The Kingdom’s request for additional interceptors could be the first of many new Mideast arms purchases aimed at warding off Iranian missiles.
Just two weeks after Western nations and Tehran struck a deal to limit Iran’s nuclear program, the Pentagon says Saudi Arabia wants to buy 600 new Patriot missile interceptors.
The $5 billion-plus purchase is likely just the first of many more as America’s Middle Eastern allies arm themselves in response to the nuclear deal, which would lift Iran’s conventional-arms embargo sanctions in five years and sanctions on long-range missile projects in eight.
“We saw this coming,” said Thomas Karako, a missile defense expert with the Center for Strategic and International Studies. “This is the consequence of leaving the Iranian missile program intact and in fact signaling sanctions will go down on it.”
Saudi Arabia and other Gulf Cooperation Council allies have been upping their missile defenses in recent years. In April, Riyadh bought $2 billion worth of Patriots, and just last week, the Pentagon bought $1.5 billion worth of Patriots for Qatar, United Arab Emirates, Taiwan, South Korea — and Saudi Arabia again.
“We’re going to see more of this,” Karako said. “So long as the Iranian missile threat exists, GCC and other countries in the region are going to have to invest in counters offensive and defensive.”
Iran has the largest and most diverse missile program in the Middle East, made up of short-range, long-range, anti-ship and cruise missiles, experts say. Middle Eastern nations have as little as four minutes to act if Iran fires one of these missiles their way.
Middle Eastern nations are also likely to boost buys of Terminal High Altitude Area Defense, or THAAD, interceptors, which can reach farther than Patriot to shoot down missiles.
UAE has already purchased THAAD and Saudi and Qatar are interested in the system.
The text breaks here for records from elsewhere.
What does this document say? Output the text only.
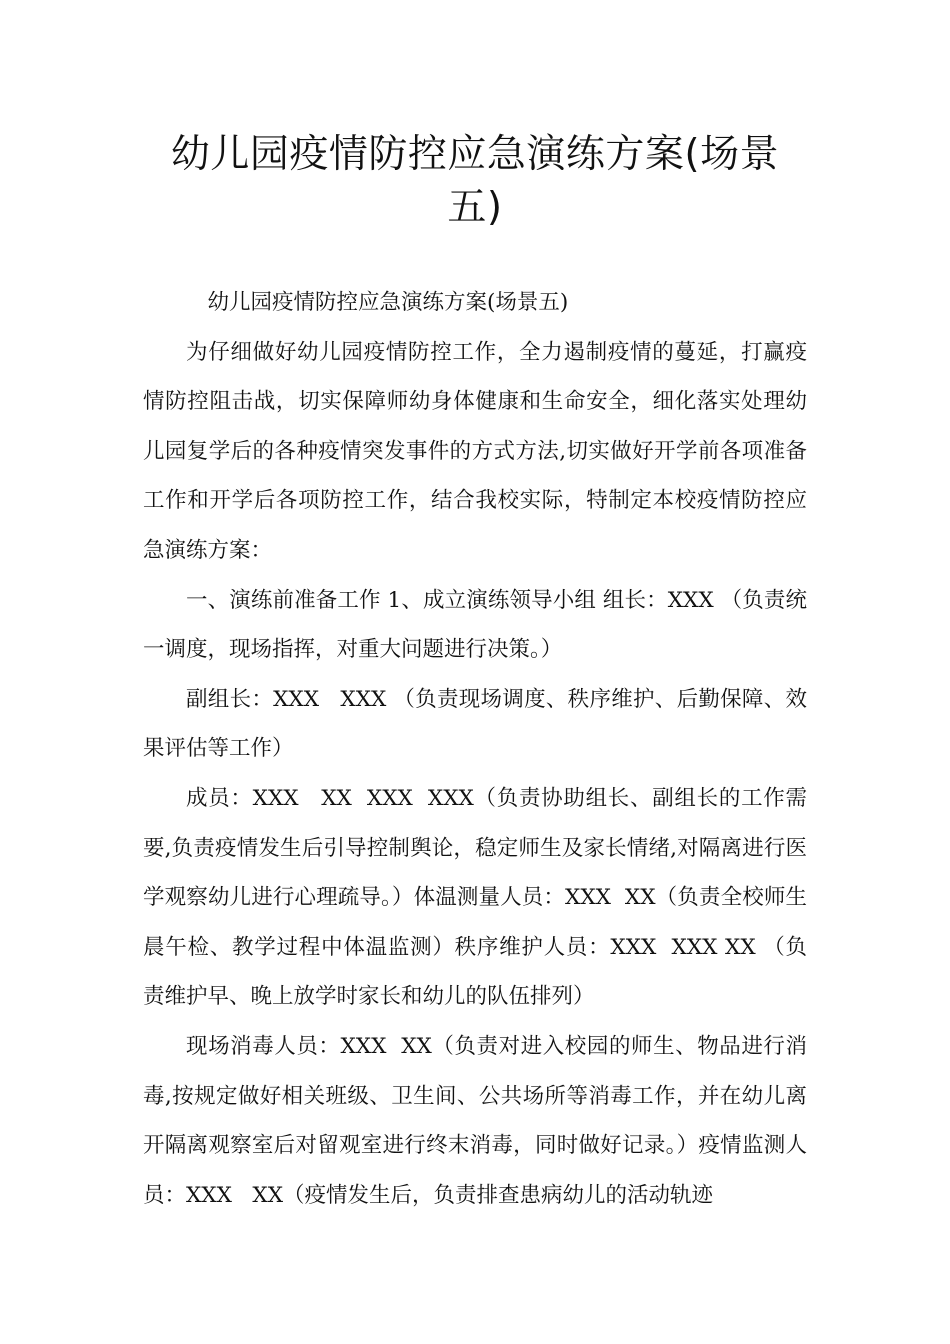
幼儿园疫情防控应急演练方案(场景五)

幼儿园疫情防控应急演练方案(场景五)

为仔细做好幼儿园疫情防控工作，全力遏制疫情的蔓延，打赢疫情防控阻击战，切实保障师幼身体健康和生命安全，细化落实处理幼儿园复学后的各种疫情突发事件的方式方法,切实做好开学前各项准备工作和开学后各项防控工作，结合我校实际，特制定本校疫情防控应急演练方案：

一、演练前准备工作 1、成立演练领导小组 组长：XXX （负责统一调度，现场指挥，对重大问题进行决策。）

副组长：XXX   XXX （负责现场调度、秩序维护、后勤保障、效果评估等工作）

成员：XXX   XX  XXX  XXX（负责协助组长、副组长的工作需要,负责疫情发生后引导控制舆论，稳定师生及家长情绪,对隔离进行医学观察幼儿进行心理疏导。）体温测量人员：XXX  XX（负责全校师生晨午检、教学过程中体温监测）秩序维护人员：XXX  XXX XX （负责维护早、晚上放学时家长和幼儿的队伍排列）

现场消毒人员：XXX  XX（负责对进入校园的师生、物品进行消毒,按规定做好相关班级、卫生间、公共场所等消毒工作，并在幼儿离开隔离观察室后对留观室进行终末消毒，同时做好记录。）疫情监测人员：XXX   XX（疫情发生后，负责排查患病幼儿的活动轨迹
Also likely to pick up steam is the sale of a massive missile-tracking radar to Qatar.
The U.S. has been urging the GCC members to network their missile defense equipment together to better detect launches and so multiple countries don’t fire interceptors at the same missile.
The Saudi deal announced Wednesday is for the newest version of Patriot, called PAC-3. “The proposed sale will modernize and replenish Saudi Arabia’s current Patriot missile stockpile, which is becoming obsolete and difficult to sustain due to age and limited availability of repair parts,” the Pentagon wrote in its required notification to Congress of the deal. “The purchase of the PAC-3 missiles will support current and future defense missions and promote stability within the region.”
In June, Saudi Arabia used a Patriot to shoot down a Scud missile launched by Houthi rebels in Yemen.